Mendonça defende atuação do Congresso sobre responsabilidade de big techs no julgamento do STF

Ministro do STF destaca a competência do Legislativo para legislar sobre o Marco Civil da Internet

O julgamento no Supremo Tribunal Federal (STF) sobre a responsabilização das plataformas digitais pelas postagens de terceiros teve uma nova reviravolta nesta quarta-feira (4). O ministro André Mendonça, (foto) ao retomar sua análise do caso, destacou uma divergência em relação aos votos já proferidos e defendeu que a atuação do Congresso Nacional é essencial para regular as redes sociais e o Marco Civil da Internet.

Mendonça, que havia pedido vista do caso em dezembro de 2024, iniciou seu voto com uma detalhada reflexão sobre o impacto das redes sociais, especialmente no fenômeno das fake news. O ministro alertou para a importância de um debate legislativo, evitando que o Judiciário se sobrecarregue com questões que são de competência do Congresso Nacional. Ele apontou que a crescente intervenção do Judiciário em temas que deveriam ser deliberados pelo Legislativo contribui para a desconfiança da sociedade nas instituições democráticas.

“Ao assumir maior protagonismo em questões que deveriam ser objeto de deliberação por parte do Congresso Nacional, o Poder Judiciário acaba contribuindo, ainda que não intencionalmente, para agudização da sensação de desconfiança hoje verificada em parcela significativa da nossa sociedade”, afirmou Mendonça.

A seguir, o ministro abordou a liberdade de expressão, defendendo que, no contexto das crises institucionais e democráticas que o país vive, é necessário adotar uma postura mais cautelosa. Ele ressaltou que, em um cenário de desconfiança popular, não seria adequado restringir a liberdade de manifestação, mesmo quando isso envolve críticas ao regime democrático.

Mendonça também fez uma crítica ao uso de medidas que, segundo ele, podem ser interpretadas como tentativas de controlar a expressão pública sob o pretexto de combater as fake news. Ele argumentou que isso poderia exacerbar a polarização e a hostilidade entre os cidadãos e as instituições.

Durante a análise, o ministro Alexandre de Moraes, relator do caso, havia afirmado que o julgamento não configuraria “censura” nem uma “invasão” das competências dos outros Poderes. Mendonça, no entanto, defendeu que é crucial que o Congresso assuma a responsabilidade de legislar sobre as plataformas digitais para garantir um equilíbrio entre liberdade de expressão e a proteção contra conteúdos prejudiciais.

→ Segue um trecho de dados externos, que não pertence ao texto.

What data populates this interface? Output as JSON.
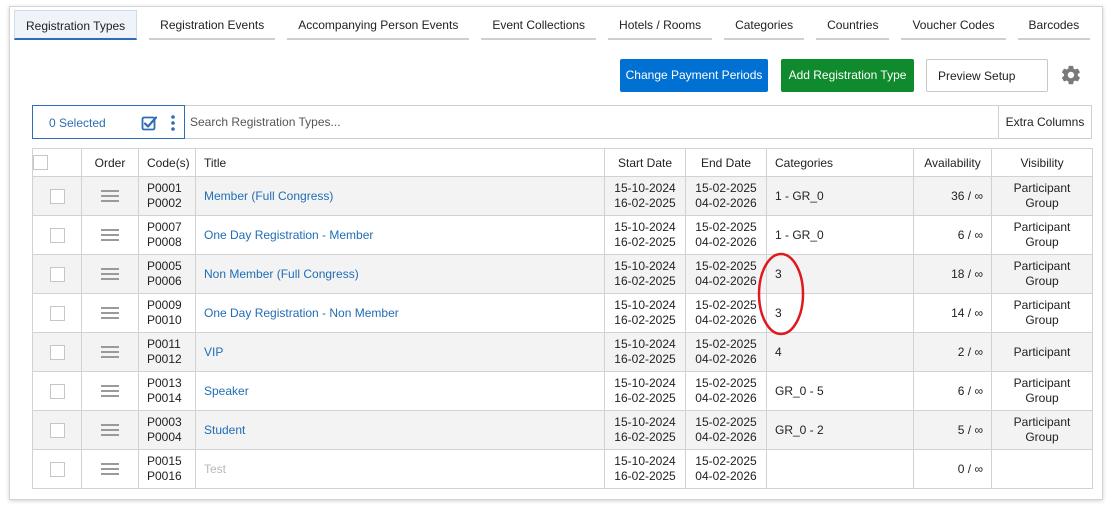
{
  "tabs": [
    {
      "label": "Registration Types",
      "active": true
    },
    {
      "label": "Registration Events",
      "active": false
    },
    {
      "label": "Accompanying Person Events",
      "active": false
    },
    {
      "label": "Event Collections",
      "active": false
    },
    {
      "label": "Hotels / Rooms",
      "active": false
    },
    {
      "label": "Categories",
      "active": false
    },
    {
      "label": "Countries",
      "active": false
    },
    {
      "label": "Voucher Codes",
      "active": false
    },
    {
      "label": "Barcodes",
      "active": false
    }
  ],
  "actions": {
    "change_payment_periods": "Change Payment Periods",
    "add_registration_type": "Add Registration Type",
    "preview_setup": "Preview Setup"
  },
  "toolbar": {
    "selected_label": "0 Selected",
    "search_placeholder": "Search Registration Types...",
    "extra_columns": "Extra Columns"
  },
  "table": {
    "headers": {
      "order": "Order",
      "codes": "Code(s)",
      "title": "Title",
      "start_date": "Start Date",
      "end_date": "End Date",
      "categories": "Categories",
      "availability": "Availability",
      "visibility": "Visibility"
    },
    "rows": [
      {
        "code1": "P0001",
        "code2": "P0002",
        "title": "Member (Full Congress)",
        "start1": "15-10-2024",
        "start2": "16-02-2025",
        "end1": "15-02-2025",
        "end2": "04-02-2026",
        "categories": "1 - GR_0",
        "availability": "36 / ∞",
        "vis1": "Participant",
        "vis2": "Group"
      },
      {
        "code1": "P0007",
        "code2": "P0008",
        "title": "One Day Registration - Member",
        "start1": "15-10-2024",
        "start2": "16-02-2025",
        "end1": "15-02-2025",
        "end2": "04-02-2026",
        "categories": "1 - GR_0",
        "availability": "6 / ∞",
        "vis1": "Participant",
        "vis2": "Group"
      },
      {
        "code1": "P0005",
        "code2": "P0006",
        "title": "Non Member (Full Congress)",
        "start1": "15-10-2024",
        "start2": "16-02-2025",
        "end1": "15-02-2025",
        "end2": "04-02-2026",
        "categories": "3",
        "availability": "18 / ∞",
        "vis1": "Participant",
        "vis2": "Group"
      },
      {
        "code1": "P0009",
        "code2": "P0010",
        "title": "One Day Registration - Non Member",
        "start1": "15-10-2024",
        "start2": "16-02-2025",
        "end1": "15-02-2025",
        "end2": "04-02-2026",
        "categories": "3",
        "availability": "14 / ∞",
        "vis1": "Participant",
        "vis2": "Group"
      },
      {
        "code1": "P0011",
        "code2": "P0012",
        "title": "VIP",
        "start1": "15-10-2024",
        "start2": "16-02-2025",
        "end1": "15-02-2025",
        "end2": "04-02-2026",
        "categories": "4",
        "availability": "2 / ∞",
        "vis1": "Participant",
        "vis2": ""
      },
      {
        "code1": "P0013",
        "code2": "P0014",
        "title": "Speaker",
        "start1": "15-10-2024",
        "start2": "16-02-2025",
        "end1": "15-02-2025",
        "end2": "04-02-2026",
        "categories": "GR_0 - 5",
        "availability": "6 / ∞",
        "vis1": "Participant",
        "vis2": "Group"
      },
      {
        "code1": "P0003",
        "code2": "P0004",
        "title": "Student",
        "start1": "15-10-2024",
        "start2": "16-02-2025",
        "end1": "15-02-2025",
        "end2": "04-02-2026",
        "categories": "GR_0 - 2",
        "availability": "5 / ∞",
        "vis1": "Participant",
        "vis2": "Group"
      },
      {
        "code1": "P0015",
        "code2": "P0016",
        "title": "Test",
        "start1": "15-10-2024",
        "start2": "16-02-2025",
        "end1": "15-02-2025",
        "end2": "04-02-2026",
        "categories": "",
        "availability": "0 / ∞",
        "vis1": "",
        "vis2": ""
      }
    ]
  },
  "colors": {
    "primary_blue": "#0070d2",
    "success_green": "#0f8a2d",
    "link_blue": "#1f6db5",
    "annotation_red": "#e0191e"
  },
  "icons": {
    "settings": "gear-icon",
    "select_all": "checkbox-check-icon",
    "more": "kebab-menu-icon",
    "drag_handle": "drag-handle-icon"
  }
}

O julgamento se insere em um contexto tenso, com pressões externas envolvendo o governo dos Estados Unidos, que, por meio do Departamento de Estado, manifestou a possibilidade de sancionar Moraes em resposta a decisões desfavoráveis às grandes empresas de tecnologia. A Corte brasileira, no entanto, segue avançando com a análise do caso, reafirmando sua intenção de decidir sobre a responsabilização das plataformas digitais, independentemente das ameaças externas.

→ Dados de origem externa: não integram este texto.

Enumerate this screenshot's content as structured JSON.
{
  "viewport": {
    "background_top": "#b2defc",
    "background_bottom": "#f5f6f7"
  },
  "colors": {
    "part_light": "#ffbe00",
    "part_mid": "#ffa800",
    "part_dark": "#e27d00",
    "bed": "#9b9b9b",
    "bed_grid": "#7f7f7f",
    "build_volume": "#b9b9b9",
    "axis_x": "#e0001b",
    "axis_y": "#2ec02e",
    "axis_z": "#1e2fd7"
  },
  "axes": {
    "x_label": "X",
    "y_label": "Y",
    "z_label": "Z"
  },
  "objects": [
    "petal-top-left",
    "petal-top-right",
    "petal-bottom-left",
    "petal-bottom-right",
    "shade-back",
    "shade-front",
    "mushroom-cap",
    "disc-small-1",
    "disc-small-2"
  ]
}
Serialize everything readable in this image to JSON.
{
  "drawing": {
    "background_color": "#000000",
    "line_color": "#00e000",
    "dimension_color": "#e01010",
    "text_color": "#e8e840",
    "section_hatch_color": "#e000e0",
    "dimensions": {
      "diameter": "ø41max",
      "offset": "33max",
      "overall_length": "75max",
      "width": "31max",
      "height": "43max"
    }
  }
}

A questão em debate no STF é a constitucionalidade do artigo 19 do Marco Civil da Internet, que atualmente limita a responsabilidade das plataformas à notificação judicial para a remoção de conteúdos. A discussão central é sobre se as empresas devem ou não ser responsabilizadas de maneira mais rígida, a partir de notificações extrajudiciais, especialmente em casos de conteúdos ilícitos ou ofensivos.

O julgamento já contou com votos dos ministros Fux e Toffoli, que declararam o artigo 19 inconstitucional, argumentando que as plataformas não têm incentivado a remoção de conteúdos prejudiciais. Barroso, por sua vez, defendeu a responsabilidade das plataformas quando tomarem conhecimento de violações claras da lei penal.

Com o voto de Mendonça, o julgamento segue em andamento, com outros sete ministros ainda por se pronunciar.